Lawyers and advocates can play a role in the AHRC’s conciliations. Lawyers and advocates may assist their clients in conciliation by providing them with advice about the law and the strengths and weaknesses of their case, the benefits and risks of pursuing a claim in court, and other matters. While conciliation takes place, lawyers and advocates may be permitted by the conciliator to attend.

Hasn’t section 18C in practice seen trivial cases reach court?

The President of the AHRC has the power to terminate complaints that are trivial, vexatious, misconceived or lacking in substance. However, the Commission has recommended to the ongoing parliamentary inquiry a number of amendments to the legislation that deals with complaints-handling. Namely, the legislation should require complainants to provide more information when lodging a complaint, and it should provide that if a complaint is terminated on one of a number of grounds, then an application to court cannot be made unless the court grants leave.
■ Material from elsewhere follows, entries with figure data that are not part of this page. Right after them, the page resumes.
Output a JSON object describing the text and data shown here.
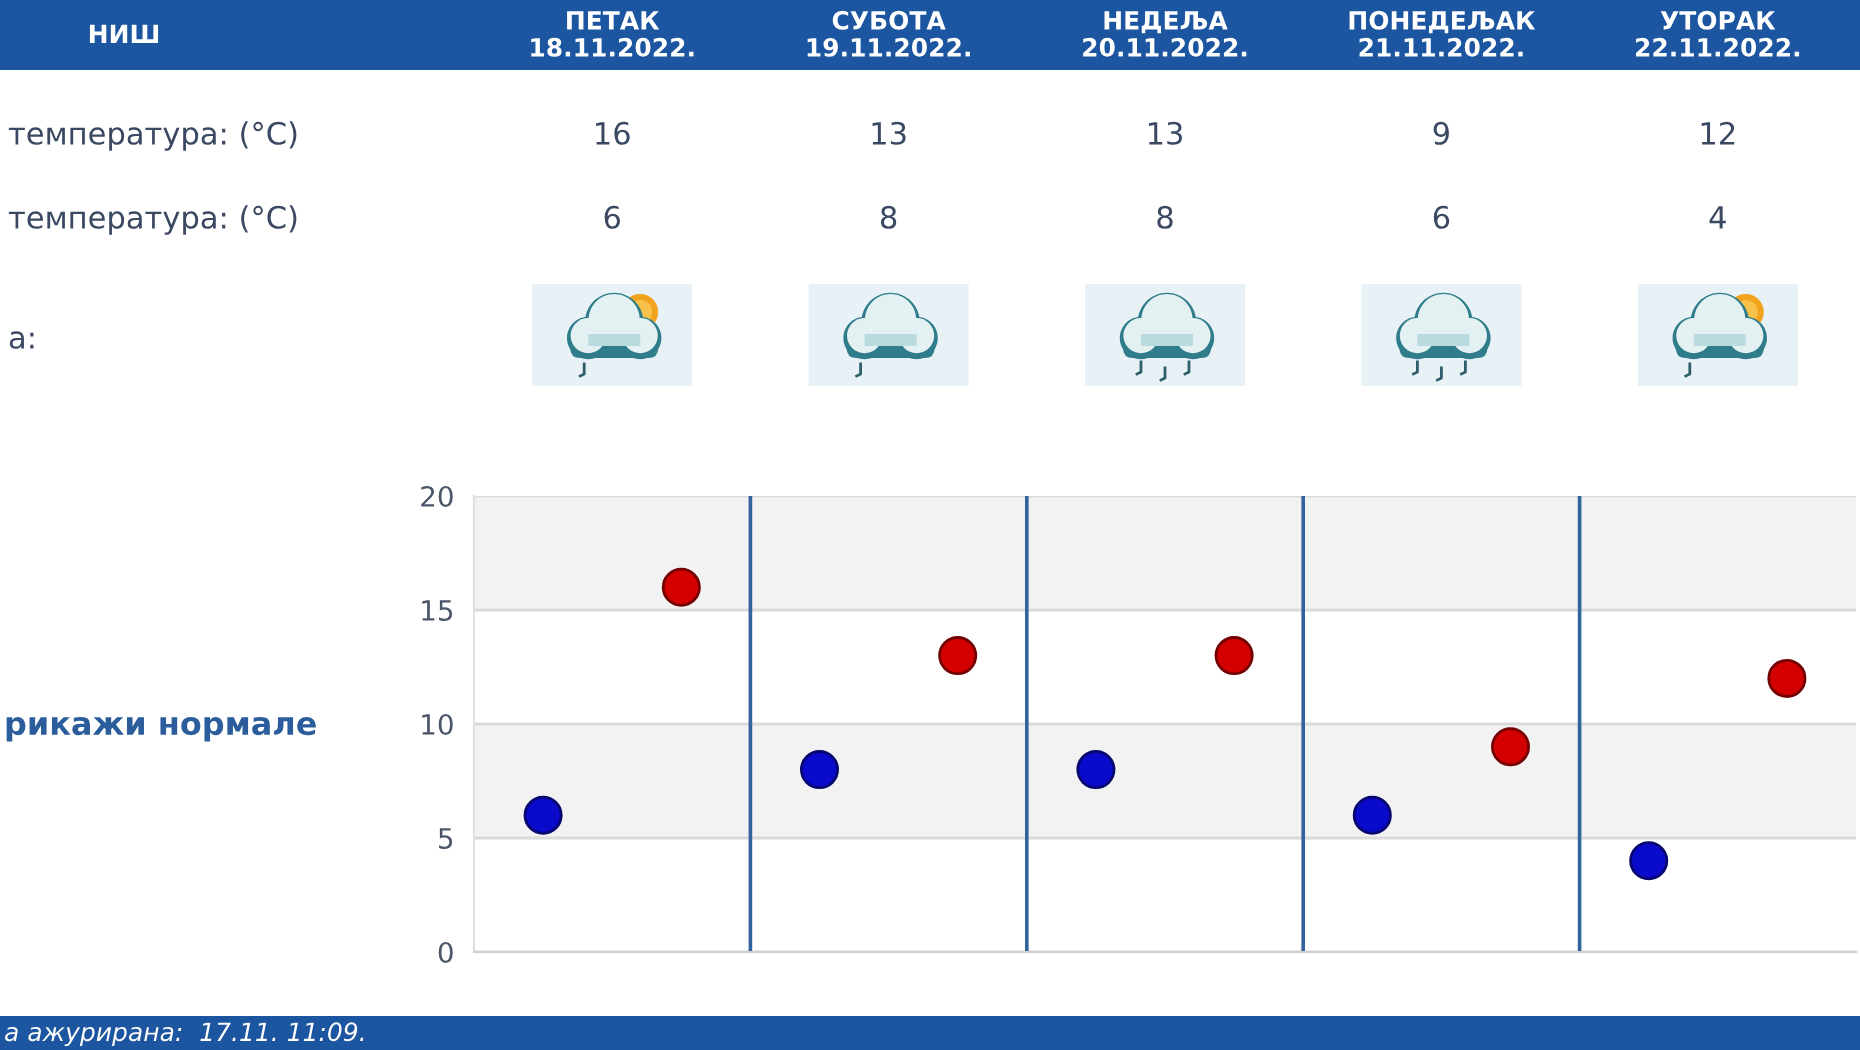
{
  "chart_data": {
    "type": "scatter",
    "title": "НИШ",
    "categories": [
      null,
      null,
      null,
      null,
      null
    ],
    "series": [
      {
        "color": "#0a0acc",
        "values": [
          6,
          8,
          8,
          6,
          4
        ]
      },
      {
        "color": "#d40000",
        "values": [
          16,
          13,
          13,
          9,
          12
        ]
      }
    ],
    "ylim": [
      0,
      20
    ],
    "yticks": [
      0,
      5,
      10,
      15,
      20
    ],
    "grid": true,
    "marker": "circle",
    "data_labels": true,
    "bands": [
      {
        "axis": "y",
        "from": 5,
        "to": 10,
        "color": "#f2f2f2"
      },
      {
        "axis": "y",
        "from": 15,
        "to": 20,
        "color": "#f2f2f2"
      }
    ],
    "annotations": [
      "ПЕТАК\n18.11.2022.",
      "СУБОТА\n19.11.2022.",
      "НЕДЕЉА\n20.11.2022.",
      "ПОНЕДЕЉАК\n21.11.2022.",
      "УТОРАК\n22.11.2022.",
      "температура: (°C)",
      "температура: (°C)",
      "а:",
      "рикажи нормале",
      "а ажурирана:  17.11. 11:09."
    ]
  }
}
That aside, the typical cases involving section 18C that courts have considered indicate the kind of racial hatred that attracts the attention of the law. These include cases where Aboriginal people have been described as ‘criminal trash’ and ‘scum’ that should be used as landfill (Clarke v Nationwide News), where a man was verbally abused in a building foyer and called a ‘Singaporean prick’ and told to go back to Singapore (Kanapathy v In De Braekt), or where a website published material denying the Holocaust and expressing virulent anti-Semitism (Jones v Toben).

Where to from here?

Public debate about the Racial Discrimination Act is unlikely to abate any time soon. Nothing in a democracy is ever off limits from debate. But we can only hope that any public discussion of the Act is based on an accurate understanding of what it means and how it operates. And we can only hope that our society will remain committed to racial tolerance, non-discrimination and equality. No law can ever, on its own, secure such aspirations. That is no reason, however, to believe that weakening the Racial Discrimination Act will not do harm. Human rights legislation is nothing if not an embodiment of our values.